Kastımız, dünün ‘kötü kadın’ imajıyla tard edilen cinsellik anlayışının o günlerde televizyon ve basında övülerek özendirilmesinin, toplumun itibarlı mevkilerini işgal edenlerin özel hayatları sergilenerek ikbal ve istikbalin bu tarz hayatta olduğu fikrinin işlenmesinin çok ötesinde idi. O gün müşahedemiz oydu ki, toplumda artık kötülük yapmaktan utanma duygusu yok edilmek, kötülükleri ayıplama duygusu iptal edilmek istenmişti. Rüşvet, büyük çaplı vurgun, insanlık ve kadın onurunu satarak kazanç, mevki ve mansıp (makam) kapmak için yetki sahiplerine tabasbus (yaltaklanma) artık normal ve hatta hüner, beceri addedilmeye başlanmıştı
Elli yıllık ömrünün (şimdi yaklaşık 70) otuz yılını sosyal aktivite ve devlet umurunda geçirmiş bir kişi olarak o yıllarda, bu yolda kat etmiş olduğumuz mesafeden başımın döndüğünü esefle itiraf etmiştim.
Ve daha o yıllarda, vaki Erzincan felaketinde ortaya atılan, yardım malzemelerinin yağmalanması iddialarıyla yüzümüze şamar gibi çarpan toplumsal haya durumumuzun vardığı noktaya önemle dikkat çekmiştim.

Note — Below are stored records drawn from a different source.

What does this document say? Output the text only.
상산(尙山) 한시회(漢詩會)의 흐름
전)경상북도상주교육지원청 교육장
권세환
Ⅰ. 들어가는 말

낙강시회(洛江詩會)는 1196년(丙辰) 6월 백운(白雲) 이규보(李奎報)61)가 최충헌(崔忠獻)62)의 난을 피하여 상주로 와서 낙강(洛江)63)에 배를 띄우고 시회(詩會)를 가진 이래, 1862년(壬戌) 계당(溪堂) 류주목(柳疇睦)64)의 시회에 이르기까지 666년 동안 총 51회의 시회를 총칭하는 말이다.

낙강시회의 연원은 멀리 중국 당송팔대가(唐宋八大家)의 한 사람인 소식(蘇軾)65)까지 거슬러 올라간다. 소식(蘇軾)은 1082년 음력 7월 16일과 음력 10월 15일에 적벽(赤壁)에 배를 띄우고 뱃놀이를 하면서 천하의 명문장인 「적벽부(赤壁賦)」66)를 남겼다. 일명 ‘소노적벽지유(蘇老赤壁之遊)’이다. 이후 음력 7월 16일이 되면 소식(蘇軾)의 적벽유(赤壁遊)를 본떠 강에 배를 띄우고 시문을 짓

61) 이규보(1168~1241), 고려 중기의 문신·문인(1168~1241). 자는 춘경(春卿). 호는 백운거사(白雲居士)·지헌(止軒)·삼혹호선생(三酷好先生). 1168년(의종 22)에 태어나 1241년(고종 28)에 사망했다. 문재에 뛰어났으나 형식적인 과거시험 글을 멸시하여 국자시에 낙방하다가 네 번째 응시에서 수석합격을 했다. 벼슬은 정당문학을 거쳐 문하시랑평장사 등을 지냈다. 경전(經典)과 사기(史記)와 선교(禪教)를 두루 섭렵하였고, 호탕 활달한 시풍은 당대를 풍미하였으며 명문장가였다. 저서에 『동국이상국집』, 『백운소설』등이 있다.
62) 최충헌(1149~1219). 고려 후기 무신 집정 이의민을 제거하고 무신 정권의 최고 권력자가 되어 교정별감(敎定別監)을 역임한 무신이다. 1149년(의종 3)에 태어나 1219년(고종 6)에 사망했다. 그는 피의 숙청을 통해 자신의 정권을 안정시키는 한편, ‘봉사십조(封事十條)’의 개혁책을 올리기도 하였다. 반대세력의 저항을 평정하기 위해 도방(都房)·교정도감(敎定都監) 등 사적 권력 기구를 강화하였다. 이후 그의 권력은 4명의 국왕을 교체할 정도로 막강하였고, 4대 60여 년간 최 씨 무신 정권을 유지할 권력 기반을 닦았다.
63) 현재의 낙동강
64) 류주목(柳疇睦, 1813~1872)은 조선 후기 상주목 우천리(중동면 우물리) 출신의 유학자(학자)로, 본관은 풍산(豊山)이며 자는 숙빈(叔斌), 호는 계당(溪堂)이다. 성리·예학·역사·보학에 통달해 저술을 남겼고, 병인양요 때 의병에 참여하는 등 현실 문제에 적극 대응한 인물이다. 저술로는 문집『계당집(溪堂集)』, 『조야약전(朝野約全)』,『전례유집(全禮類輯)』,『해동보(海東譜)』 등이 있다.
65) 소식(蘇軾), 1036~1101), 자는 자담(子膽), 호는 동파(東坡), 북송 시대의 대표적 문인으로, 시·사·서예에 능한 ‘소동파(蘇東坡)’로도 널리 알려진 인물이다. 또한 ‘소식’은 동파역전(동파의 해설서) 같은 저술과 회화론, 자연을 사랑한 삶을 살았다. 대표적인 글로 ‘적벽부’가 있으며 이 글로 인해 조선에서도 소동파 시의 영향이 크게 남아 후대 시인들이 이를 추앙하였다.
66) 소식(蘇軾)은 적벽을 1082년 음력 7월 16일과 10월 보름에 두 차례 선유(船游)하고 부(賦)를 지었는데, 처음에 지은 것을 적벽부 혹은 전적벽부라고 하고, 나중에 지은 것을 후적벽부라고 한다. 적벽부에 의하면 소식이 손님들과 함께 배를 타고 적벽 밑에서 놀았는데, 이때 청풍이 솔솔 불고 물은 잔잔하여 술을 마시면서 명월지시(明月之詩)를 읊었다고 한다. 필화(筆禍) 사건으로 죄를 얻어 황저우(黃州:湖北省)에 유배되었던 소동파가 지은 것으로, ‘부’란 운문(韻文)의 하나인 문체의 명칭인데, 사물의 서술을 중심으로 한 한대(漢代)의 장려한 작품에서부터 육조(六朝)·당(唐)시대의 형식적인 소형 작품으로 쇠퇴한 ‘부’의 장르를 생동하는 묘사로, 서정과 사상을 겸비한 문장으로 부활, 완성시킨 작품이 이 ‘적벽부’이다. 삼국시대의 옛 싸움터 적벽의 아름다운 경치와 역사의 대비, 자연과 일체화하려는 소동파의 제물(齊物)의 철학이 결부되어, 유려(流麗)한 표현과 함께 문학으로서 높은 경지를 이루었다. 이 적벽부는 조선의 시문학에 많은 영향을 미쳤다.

Yine o zaman, bir Bakanlar Kurulu toplantısında görüş ve tespitlerini açıklayan zamanın Şırnak Valisi Sayın Mustafa Malay’ı terbiye sınırlarını aşmakla suçlayan o günün sosyal demokrat iktidarının nisbeten nitelikli gözüken Bakanı Sayın Onur Kumbaracıbaşı’nın -depremde çok fazla sayıda resmi binanın çökmesi üzerine- "yıkılan binaların sadece resmi binalar olmadığı" yolundaki beyanatı, daha evvel vuku bulmuş olan “Civan olayı”nda olduğu gibi bana bunları hatırlatmıştı… Sayın bakanın bu beyanatının şu önemli konuyu göz önüne getirmesini temenni etmiş; demek ki bütün binalarımız aynı tehdide maruz demiştim...
Utanç Verici iğrençlik!..
Necip Fazıl'dan: Geçenler geçti seni uçtu pabucun dama, Çatla Sodom Gomara patla bizans ve Roma! 1- http://www.haberturk.com/y asam/haber/624153-iett-oto busunde-opusme-eylemi
Daha Cumhuriyet'in ilk yıllarından ulaşılması gereken -sözde-yüce değer olarak gösterilen ve toplumun sahip olduğu manevi mazisini adeta kazıyarak soyutlaştırıp,çakma bir benzerlik kurulmaya çalışılan Batı kültürü empoze edilmiş bir Türk toplumu için, çok da hayret edilecek bir yozlaşma ve değerlerin değersizleşmesi durumu olmasa gerek diye düşünüyorum..
Doğal değil mi?
Su, genel tuvalet, aydınlanmaya yetecek kadar elektrik, yemek pişirmeye yetecek kadar tüpgaz, un gibi en temel yaşam unsurlarının, namerde muhtaç olmayacak kadar gerekli olan minimum miktarlarının, kamu idaresinin taahhüdü altında olmadığı her toplumun eni sonu varacağı nokta bugünkü gelinen nokta değil mi? Soyut ve yoruma açık olan kavramlar kadar bu husus da önemli değil mi?